Thursday, March 17, 2011

Firsts for this little old lady......

After my appointment in town I met up with a friend for coffee and we decided to have a girly day out - op-shopping and checking out places we don't normally go.  Two girly day outs in a week - can my system cope with it all.  Bought a seersucker pink and yellow table cloth at one op-shop - I have such a large dining table that it is hard to find everyday tablecloths for it so I was really pleased when we unfolded the table cloth and it was huge.  Then we decided to go over to the next town for lunch. First time ever I have been in a RSL club, aftern lunch my friend showed me how to play the pokies, another first.  I really can't see what the point is just sitting at a machine and hitting that button over and over again.  Soon got bored with that but at least I didn't lose any money.  But that's two more things I can tick off my firsts list. 
The heavens opened just has we were going back to the car, we had to sit ouside Target for 10 mins before we could get out of the car.  They had my favourite knickers in the sale and they were even reduced by another dollar at the checkoout so I was a happy little Jan.  Treated myself to a new cd - Bat out of Hell, my old tape of it has finally given up the ghost, its over 30 years old and with all the playing its had over the years I'm surprised its lasted this long. 
Bought more yarn as well - yes, I needed it. I knit half of it up last night in a spiral scarf and I'm not happy with the colour changes in it.  So it might become something else. I might knit up a pair of fingerless gloves or socks instead. 

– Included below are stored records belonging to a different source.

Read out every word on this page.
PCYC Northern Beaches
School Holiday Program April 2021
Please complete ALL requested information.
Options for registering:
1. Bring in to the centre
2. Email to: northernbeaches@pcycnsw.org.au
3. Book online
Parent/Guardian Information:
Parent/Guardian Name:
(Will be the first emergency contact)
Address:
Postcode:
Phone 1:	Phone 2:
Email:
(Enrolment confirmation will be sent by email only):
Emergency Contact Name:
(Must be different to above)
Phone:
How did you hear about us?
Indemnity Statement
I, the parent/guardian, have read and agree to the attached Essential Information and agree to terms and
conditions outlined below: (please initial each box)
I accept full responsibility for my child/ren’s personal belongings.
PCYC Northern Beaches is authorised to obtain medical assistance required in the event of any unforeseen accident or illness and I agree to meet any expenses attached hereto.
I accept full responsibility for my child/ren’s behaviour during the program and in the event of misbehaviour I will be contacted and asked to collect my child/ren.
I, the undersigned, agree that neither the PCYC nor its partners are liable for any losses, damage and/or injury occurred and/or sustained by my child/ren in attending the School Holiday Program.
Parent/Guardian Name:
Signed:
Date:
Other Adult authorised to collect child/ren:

  Well, like a bat out of hell I'm going, going, gone.

Wednesday, March 16, 2011

Start to the day

Just a quickie, a bit of pink in my dreary wet day. I ran out of milk and forgot to buy more so couldn't have my morning coffee.  A cup of red fruits tea and I am ready for anything though.  Now, I really had better go get dressed and get into town.

Jan

be careful what you say.....

Coming out of Spotlight (and I managed to get out with only spending $18), I commented to my friends to be careful because there was slippery wet slimy moss in the gutters.  No sooner than the words were out of my mouth then the back of my foot came down on the aforementioned slime and I away I went, did the splits, managed to stay upright but slid into the car. 
Once the three of us are together doing our 'chick' things  we are oblivious to the world around us,  though having reli's and friends in Japan was never far from our minds.  I had not long been through the door after returning home and heard on the news there had been a small earthquake about 30 klms out to sea and slightly south from where we had spent the day, roughly about the time we were getting in the car to come home.   I never felt a thing even though it was reported that people in the area had reported feeling movement.
I was amazed just how many earthquakes there are in the world every day. 
Better get a wiggle on, the morning is running away from me. Got an appointment in town and then coffee with a friend.

Hugs to all

Jan

Saturday, March 12, 2011


The universe is conspiring against me again. Its piddled down all day, its wet and its miserable and there is more forcast.  But compared to the coast further south this is nothing. Definately not in the mood for sourcing something pretty, not even the thought of lots of garage sales could coach me out of the house.  Comfort food that is what I needed - a fried egg butty with lashings of HP sauce.  I had attempted to have one for my dinner last night, but a friend phoned up just as I was about to take the first bite and by the time she had rang off it was stone cold and very unappitising so it went in the bin. Lunchtime I had another attempt - cracked the egg into the pan, perfect, didn't break the yoke this time - bugger, hang on why is it a yucky green colour, bugger, bugger and triple bugger. Okay universe so you don't want me to have anything unhealthy for lunch. Ha, the breads already buttered, just bung on some peanut butter and strawberry jam.  Gotcha there didn't I universe.   I suppose as always the universe will have the last laugh.
I'm going to curl up now with my sudoku and be lazy for the rest of the day.